As ruínas falantes

Em Zeltaini, o céu azul de verão combinava com o vento frio que soprava do mar. Sentados sob a amendoeira onde ele a vira na praia pela primeira vez, Varvara e Sedriks tinham agora o livro de Bergmanis entre eles.

- Então, nosso ponto de partida é a gravura da página 193, - recordou Sedriks - que por coincidência, se refere justamente à Zeltaini.

- Eu vir aqui não era coincidência - replicou Varvara. - Desde pequena, sempre gostei dessa praia.

- A praia onde seu tio desapareceu - assinalou Sedriks. - Acha que ele poderá reaparecer aqui?

- Não - retrucou Varvara, folheando o livro até chegar à uma ilustração mais próxima do fim da obra, sob a qual não havia nenhuma anotação à lápis. - Por causa disso.

Sedriks inclinou-se sobre o desenho em água-forte. Nele, uma paisagem caótica que parecia ser o interior de uma grande caverna repleta de escombros de edifícios antigos e fragmentos de estátuas. No centro da imagem havia um homem de pé, roupas em desalinho, encarando o leitor com ar de assombro.

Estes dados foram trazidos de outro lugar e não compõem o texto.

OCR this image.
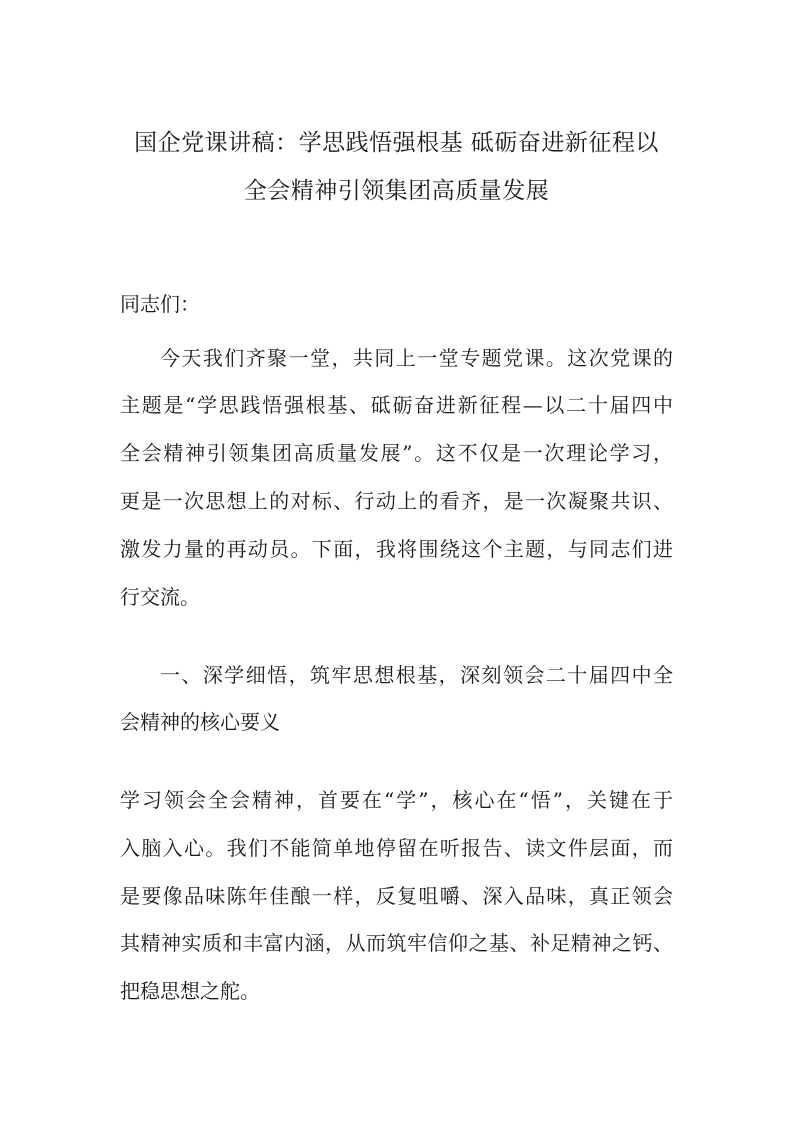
国企党课讲稿：学思践悟强根基 砥砺奋进新征程以
全会精神引领集团高质量发展
同志们：
今天我们齐聚一堂，共同上一堂专题党课。这次党课的
主题是“学思践悟强根基、砥砺奋进新征程—以二十届四中
全会精神引领集团高质量发展”。这不仅是一次理论学习，
更是一次思想上的对标、行动上的看齐，是一次凝聚共识、
激发力量的再动员。下面，我将围绕这个主题，与同志们进
行交流。
一、深学细悟，筑牢思想根基，深刻领会二十届四中全
会精神的核心要义
学习领会全会精神，首要在“学”，核心在“悟”，关键在于
入脑入心。我们不能简单地停留在听报告、读文件层面，而
是要像品味陈年佳酿一样，反复咀嚼、深入品味，真正领会
其精神实质和丰富内涵，从而筑牢信仰之基、补足精神之钙、
把稳思想之舵。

- Acredite se quiser, mas este é meu tio, Adgars.

- Num livro de quase um século atrás? - Questionou Sedriks incrédulo. - Seu tio viajou no tempo e virou um desenho de Bergmanis?

- Precisamos ir até lá - disse Varvara, sem se importar com o comentário.

- Onde é "lá"? - Insistiu Sedriks.

- Leia o rodapé da figura: "sob a praia de Kaulu Pelni"... onde eu nunca coloquei os pés.

- Se esse lugar da figura fica abaixo de Kaulu Pelni, estando ou não seu tio lá, é compreensível essa sua resistência - ponderou Sedriks. - Resta saber o que nós poderemos fazer, se o seu tio estiver preso no passado.

- Vamos precisar de ajuda - admitiu ela. - E, para isso, é necessário voltar mais algumas páginas.

E só então Sedriks percebeu, que a ajuda à qual Varvara se referia, estava em outras pranchas do livro. Como iriam fazer para tornar reais àquelas representações monocromáticas bidimensionais, era algo que ele gostaria de ouvir Varvara dizer.

- Você acha que essas entidades vão ficar do nosso lado, se as trouxermos para o nosso mundo? - Questionou.

- Não vamos trazê-las para cá - replicou calmamente a garota. - Da mesma forma que o meu tio fez, nós é que iremos até elas...

Isso tornava tudo ainda mais perigoso, pensou Sedriks. Afinal, Adgars Builis não voltara da sua aventura.